I was in therapy three days a week. Two days ago my doctor had threatened to have me committed if I didn’t eat or take the drugs that had been prescribed for me. I sighed, resigned. “Okay, I will have some soup.” I dragged myself off the mattress. My legs almost caved at the effort that it took to walk the short distance to the sofa.

I don’t know why my eyes settled on that letter.

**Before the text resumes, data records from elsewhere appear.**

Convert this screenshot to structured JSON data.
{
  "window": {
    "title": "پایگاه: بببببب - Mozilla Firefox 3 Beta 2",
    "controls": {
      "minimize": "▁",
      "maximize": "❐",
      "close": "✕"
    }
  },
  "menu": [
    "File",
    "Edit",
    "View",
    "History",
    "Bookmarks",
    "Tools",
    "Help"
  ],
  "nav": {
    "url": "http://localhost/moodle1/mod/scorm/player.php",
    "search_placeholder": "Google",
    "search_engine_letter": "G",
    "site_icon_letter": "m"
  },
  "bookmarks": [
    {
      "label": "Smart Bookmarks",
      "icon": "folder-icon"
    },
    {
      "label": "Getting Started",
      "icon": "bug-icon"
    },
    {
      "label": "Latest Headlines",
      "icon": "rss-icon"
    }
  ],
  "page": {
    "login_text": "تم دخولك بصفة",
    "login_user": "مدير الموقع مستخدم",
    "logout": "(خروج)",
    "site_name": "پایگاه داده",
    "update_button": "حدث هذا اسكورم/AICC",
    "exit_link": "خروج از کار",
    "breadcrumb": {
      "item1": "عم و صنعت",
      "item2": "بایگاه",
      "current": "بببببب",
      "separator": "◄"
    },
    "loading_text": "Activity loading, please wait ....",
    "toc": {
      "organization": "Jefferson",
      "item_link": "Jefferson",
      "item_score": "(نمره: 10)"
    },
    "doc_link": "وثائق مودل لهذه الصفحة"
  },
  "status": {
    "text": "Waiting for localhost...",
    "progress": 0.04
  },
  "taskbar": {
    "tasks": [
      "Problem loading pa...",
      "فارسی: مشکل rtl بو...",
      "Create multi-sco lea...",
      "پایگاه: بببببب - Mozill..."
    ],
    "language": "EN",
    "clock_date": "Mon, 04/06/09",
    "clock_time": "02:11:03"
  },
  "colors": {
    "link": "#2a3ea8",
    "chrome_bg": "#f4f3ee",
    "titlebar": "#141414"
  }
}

It was sitting on top of the pile, and had been sent by express mail and was postmarked Lagos, Nigeria. “Who would write me a letter from Nigeria?” I mumbled.

“You got a letter from Nigeria?”

Ivie came into the room, carrying a bowl of steaming soup and a bottle of water.

“Open it,” she said excitedly.

She must have figured hearing from home would lift my spirit. I stared at the letter in my hands, trying to imagine who could have written to me. Even though I grew up in Nigeria, I had become out of touch with my friends and family.

“Efosa, oya open it.” Ivie repeated.

I tore open the envelope and unfolded the single sheet inside it. "Dear Efosa, I hope that this letter meets you in good health." I smiled wryly at the irony.

"I mean no offense in writing you this letter. I realize that I have no right to expect anything from you, but I am hoping after all these years, that you can find it in your heart to forgive me."

I started to feel uncomfortable. The ominous feeling grew stronger with every word I read – surely he wouldn’t, couldn’t, daren’t have the nerve to write to me. In panic mode, my eyes ran to the last line of the letter – the signature line. The look on my face when I saw the name of the writer must have alarmed Ivie. As she started towards me, I began to scream, and just as she reached me, I fell to the floor in a faint.
Re: Excerpt: Redemption House (a Novel) by zukkie4eva(f): 12:52pm On Jan 03, 2008
Good story @Consultant, but i think you should get some professional editor look at it.